Q: I look at the Gilbert Stuart portrait of him and think, “was he having a bad day?”

DB: My understanding is that he really didn’t want a portrait of himself. His friends more or less insisted they raise the money for Stuart to do it, and I think he’s looking as though he didn’t want to be sitting for a portrait.

Q: It’s nice to bring these people to life because you walk by that portrait every day and may pay no attention to it whatsoever.

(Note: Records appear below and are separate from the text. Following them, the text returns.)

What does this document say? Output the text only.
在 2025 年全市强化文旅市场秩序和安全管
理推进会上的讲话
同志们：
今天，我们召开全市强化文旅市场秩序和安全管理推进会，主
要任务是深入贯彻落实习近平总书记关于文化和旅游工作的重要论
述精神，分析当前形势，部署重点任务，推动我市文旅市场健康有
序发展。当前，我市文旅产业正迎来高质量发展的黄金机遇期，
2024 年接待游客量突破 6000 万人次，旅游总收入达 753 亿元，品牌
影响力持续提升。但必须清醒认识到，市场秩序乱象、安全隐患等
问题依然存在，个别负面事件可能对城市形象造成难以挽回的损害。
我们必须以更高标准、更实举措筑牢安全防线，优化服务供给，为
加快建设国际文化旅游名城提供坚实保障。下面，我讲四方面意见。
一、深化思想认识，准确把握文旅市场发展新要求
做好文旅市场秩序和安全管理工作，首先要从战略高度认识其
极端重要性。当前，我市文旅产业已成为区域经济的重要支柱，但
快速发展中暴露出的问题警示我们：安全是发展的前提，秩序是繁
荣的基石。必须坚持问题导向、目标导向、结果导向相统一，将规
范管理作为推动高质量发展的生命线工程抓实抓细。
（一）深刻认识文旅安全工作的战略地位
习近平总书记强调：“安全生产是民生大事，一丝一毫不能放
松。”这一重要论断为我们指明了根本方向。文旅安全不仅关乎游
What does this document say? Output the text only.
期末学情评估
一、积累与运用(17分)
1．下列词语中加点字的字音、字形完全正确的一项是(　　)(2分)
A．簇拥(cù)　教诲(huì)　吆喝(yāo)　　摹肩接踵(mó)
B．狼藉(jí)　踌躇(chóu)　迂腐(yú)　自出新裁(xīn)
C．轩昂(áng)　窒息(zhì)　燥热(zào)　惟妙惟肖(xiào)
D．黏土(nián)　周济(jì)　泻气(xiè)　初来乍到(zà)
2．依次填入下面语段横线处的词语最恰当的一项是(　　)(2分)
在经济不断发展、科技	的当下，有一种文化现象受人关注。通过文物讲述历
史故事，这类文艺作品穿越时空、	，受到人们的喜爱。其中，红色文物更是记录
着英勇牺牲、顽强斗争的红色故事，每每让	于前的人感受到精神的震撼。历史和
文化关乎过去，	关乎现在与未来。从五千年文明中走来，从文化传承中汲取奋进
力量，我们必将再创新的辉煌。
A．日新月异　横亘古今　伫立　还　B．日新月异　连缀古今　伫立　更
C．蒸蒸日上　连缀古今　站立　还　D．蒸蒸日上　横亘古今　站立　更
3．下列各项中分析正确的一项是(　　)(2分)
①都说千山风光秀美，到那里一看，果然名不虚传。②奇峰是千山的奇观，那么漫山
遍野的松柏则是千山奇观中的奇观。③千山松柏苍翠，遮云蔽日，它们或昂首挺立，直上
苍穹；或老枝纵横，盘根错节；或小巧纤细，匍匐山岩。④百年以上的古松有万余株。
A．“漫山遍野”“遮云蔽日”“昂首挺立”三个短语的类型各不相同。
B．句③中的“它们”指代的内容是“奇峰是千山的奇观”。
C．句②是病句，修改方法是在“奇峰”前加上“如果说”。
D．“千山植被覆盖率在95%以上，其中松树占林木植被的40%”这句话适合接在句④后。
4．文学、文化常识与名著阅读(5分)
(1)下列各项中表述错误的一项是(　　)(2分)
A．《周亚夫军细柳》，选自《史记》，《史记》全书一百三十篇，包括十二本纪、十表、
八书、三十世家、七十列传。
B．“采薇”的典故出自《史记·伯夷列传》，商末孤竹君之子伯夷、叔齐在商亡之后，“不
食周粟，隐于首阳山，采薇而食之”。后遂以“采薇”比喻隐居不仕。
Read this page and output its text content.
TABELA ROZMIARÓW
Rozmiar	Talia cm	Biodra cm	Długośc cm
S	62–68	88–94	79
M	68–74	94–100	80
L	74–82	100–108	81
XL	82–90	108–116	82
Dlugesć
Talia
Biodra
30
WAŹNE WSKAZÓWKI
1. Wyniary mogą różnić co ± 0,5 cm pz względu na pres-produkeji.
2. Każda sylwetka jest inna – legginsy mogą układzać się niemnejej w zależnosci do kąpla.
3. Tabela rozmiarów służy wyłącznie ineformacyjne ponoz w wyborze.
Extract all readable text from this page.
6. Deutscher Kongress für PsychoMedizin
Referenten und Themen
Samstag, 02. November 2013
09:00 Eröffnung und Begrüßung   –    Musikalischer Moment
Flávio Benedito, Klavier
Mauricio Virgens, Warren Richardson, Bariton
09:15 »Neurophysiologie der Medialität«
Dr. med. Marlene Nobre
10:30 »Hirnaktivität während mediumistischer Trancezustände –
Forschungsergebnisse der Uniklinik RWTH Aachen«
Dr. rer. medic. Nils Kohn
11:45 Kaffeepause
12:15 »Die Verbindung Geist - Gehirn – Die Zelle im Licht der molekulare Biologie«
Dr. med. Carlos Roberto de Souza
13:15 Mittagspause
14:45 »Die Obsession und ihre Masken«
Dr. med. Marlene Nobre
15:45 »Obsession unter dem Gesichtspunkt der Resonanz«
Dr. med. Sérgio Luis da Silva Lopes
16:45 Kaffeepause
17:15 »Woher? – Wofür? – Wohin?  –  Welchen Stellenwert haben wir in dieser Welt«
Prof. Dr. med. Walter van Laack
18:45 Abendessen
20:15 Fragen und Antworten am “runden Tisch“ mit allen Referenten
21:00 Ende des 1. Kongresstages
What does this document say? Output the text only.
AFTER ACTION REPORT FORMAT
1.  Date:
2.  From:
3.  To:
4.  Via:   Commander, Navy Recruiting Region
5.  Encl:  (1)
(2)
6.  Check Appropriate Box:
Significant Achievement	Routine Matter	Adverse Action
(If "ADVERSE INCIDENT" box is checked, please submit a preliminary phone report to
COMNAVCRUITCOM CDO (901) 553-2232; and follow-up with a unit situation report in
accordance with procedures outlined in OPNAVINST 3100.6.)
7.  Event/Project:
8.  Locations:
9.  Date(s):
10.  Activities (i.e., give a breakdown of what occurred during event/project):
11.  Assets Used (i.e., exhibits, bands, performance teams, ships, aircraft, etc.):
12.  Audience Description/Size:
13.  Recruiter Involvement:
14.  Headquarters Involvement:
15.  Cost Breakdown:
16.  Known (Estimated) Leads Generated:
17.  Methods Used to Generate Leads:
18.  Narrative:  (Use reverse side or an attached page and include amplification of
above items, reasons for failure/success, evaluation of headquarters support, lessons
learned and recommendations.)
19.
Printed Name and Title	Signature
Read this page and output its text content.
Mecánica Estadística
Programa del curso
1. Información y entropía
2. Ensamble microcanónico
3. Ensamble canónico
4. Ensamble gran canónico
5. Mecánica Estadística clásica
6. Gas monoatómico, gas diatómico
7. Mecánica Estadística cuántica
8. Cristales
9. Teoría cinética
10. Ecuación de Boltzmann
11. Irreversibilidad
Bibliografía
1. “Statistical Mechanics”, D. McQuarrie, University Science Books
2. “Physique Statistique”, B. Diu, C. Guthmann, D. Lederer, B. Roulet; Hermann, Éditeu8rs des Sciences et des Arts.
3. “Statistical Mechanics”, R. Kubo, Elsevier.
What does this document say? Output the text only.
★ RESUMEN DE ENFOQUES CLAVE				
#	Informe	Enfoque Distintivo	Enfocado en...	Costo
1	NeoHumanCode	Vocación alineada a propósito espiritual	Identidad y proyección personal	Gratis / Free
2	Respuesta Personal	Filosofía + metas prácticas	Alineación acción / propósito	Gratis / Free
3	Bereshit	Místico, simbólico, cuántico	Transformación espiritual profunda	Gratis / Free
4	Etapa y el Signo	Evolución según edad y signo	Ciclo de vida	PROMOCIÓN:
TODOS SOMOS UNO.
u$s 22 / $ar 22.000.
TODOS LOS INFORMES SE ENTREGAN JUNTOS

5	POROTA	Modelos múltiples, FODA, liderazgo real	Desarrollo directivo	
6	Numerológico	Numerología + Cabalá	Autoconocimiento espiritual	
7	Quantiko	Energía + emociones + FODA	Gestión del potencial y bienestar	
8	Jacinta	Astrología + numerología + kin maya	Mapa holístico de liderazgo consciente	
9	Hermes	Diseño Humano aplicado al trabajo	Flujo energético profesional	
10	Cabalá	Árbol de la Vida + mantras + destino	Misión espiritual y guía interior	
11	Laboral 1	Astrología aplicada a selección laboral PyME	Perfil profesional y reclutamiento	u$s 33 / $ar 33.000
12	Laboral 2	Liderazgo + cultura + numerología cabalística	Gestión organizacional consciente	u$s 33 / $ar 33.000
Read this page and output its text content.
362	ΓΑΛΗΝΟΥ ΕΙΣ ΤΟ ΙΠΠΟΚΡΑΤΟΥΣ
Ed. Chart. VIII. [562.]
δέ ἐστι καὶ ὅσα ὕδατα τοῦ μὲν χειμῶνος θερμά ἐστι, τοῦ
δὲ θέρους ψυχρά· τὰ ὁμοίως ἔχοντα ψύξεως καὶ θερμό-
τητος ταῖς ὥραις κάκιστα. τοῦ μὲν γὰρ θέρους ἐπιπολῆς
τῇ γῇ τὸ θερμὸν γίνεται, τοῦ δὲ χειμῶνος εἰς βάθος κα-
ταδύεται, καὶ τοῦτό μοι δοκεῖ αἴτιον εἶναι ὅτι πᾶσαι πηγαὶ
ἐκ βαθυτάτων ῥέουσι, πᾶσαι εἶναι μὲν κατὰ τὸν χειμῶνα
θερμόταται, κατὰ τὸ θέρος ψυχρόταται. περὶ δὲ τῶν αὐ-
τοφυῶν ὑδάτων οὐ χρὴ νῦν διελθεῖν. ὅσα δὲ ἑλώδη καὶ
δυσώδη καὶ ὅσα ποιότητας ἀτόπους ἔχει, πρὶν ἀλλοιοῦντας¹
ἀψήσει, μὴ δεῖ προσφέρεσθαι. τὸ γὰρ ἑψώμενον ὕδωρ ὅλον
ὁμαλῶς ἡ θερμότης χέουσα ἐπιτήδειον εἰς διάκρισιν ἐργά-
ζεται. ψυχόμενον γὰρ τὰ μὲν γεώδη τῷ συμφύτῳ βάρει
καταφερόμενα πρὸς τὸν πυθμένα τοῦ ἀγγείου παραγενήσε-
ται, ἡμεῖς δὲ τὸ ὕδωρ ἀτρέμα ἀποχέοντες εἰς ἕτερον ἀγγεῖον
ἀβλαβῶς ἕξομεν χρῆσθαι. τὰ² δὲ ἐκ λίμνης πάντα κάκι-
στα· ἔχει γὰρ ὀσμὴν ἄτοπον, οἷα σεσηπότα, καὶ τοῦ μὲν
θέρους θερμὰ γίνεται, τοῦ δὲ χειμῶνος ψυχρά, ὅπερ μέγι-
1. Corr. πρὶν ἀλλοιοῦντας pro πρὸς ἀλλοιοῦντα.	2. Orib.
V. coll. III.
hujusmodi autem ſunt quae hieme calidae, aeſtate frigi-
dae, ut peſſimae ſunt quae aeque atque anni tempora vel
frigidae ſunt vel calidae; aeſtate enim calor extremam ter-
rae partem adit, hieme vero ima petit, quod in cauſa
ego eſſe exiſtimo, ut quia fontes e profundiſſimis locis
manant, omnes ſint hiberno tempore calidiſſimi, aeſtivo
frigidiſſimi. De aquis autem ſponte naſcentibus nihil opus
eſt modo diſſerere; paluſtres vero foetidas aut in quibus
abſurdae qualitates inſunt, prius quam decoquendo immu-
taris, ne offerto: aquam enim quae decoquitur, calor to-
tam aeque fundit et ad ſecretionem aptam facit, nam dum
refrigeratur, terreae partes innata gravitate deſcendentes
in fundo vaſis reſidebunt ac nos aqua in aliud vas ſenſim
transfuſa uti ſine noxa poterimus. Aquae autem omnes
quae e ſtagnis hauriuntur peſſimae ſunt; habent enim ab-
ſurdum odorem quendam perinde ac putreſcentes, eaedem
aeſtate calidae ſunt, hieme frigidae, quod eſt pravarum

DB: I’ve got some ideas about Shaw that I think make him especially relevant today. I think the thing that Shaw liked about the idea of the reading room that became the Athenæum is what I like about the Athenæum, and that’s the experience coming across those newspapers and things unexpected that you never expected to see—the sheer beauty of this space makes you want to come here and spend time here and that makes you come across things you never otherwise would if you were in a big academic library. It’s very complete but there’s not anything especially lovely about it. You go get what you need and then you go. But here, you browse and you find things purely by luck, like John Norwich’s history of the Byzantine Empire. I looked through it just browsing and checked it out and I’ve been devouring it all summer. I just love it. And if I hadn’t done that, if I hadn’t just been browsing that day, I never would have known there was an emperor Michael the Drunkard, so I’ve been reading about Michael the Drunkard, and I never would have known there was a Theophylact the Unbearable if I hadn’t been here in this beautiful place.

Q: One of the joys of working here is helping people find things they aren’t necessarily looking for. It’s one of the great pleasures.

DB: Yeah, and that’s the thing that’s always appealed to me. That’s why I would waste so much time at my law firm reading all of these cases that I shouldn’t read. All I could think was: they’re not going to like this. But here, it’s just an unguilty pleasure.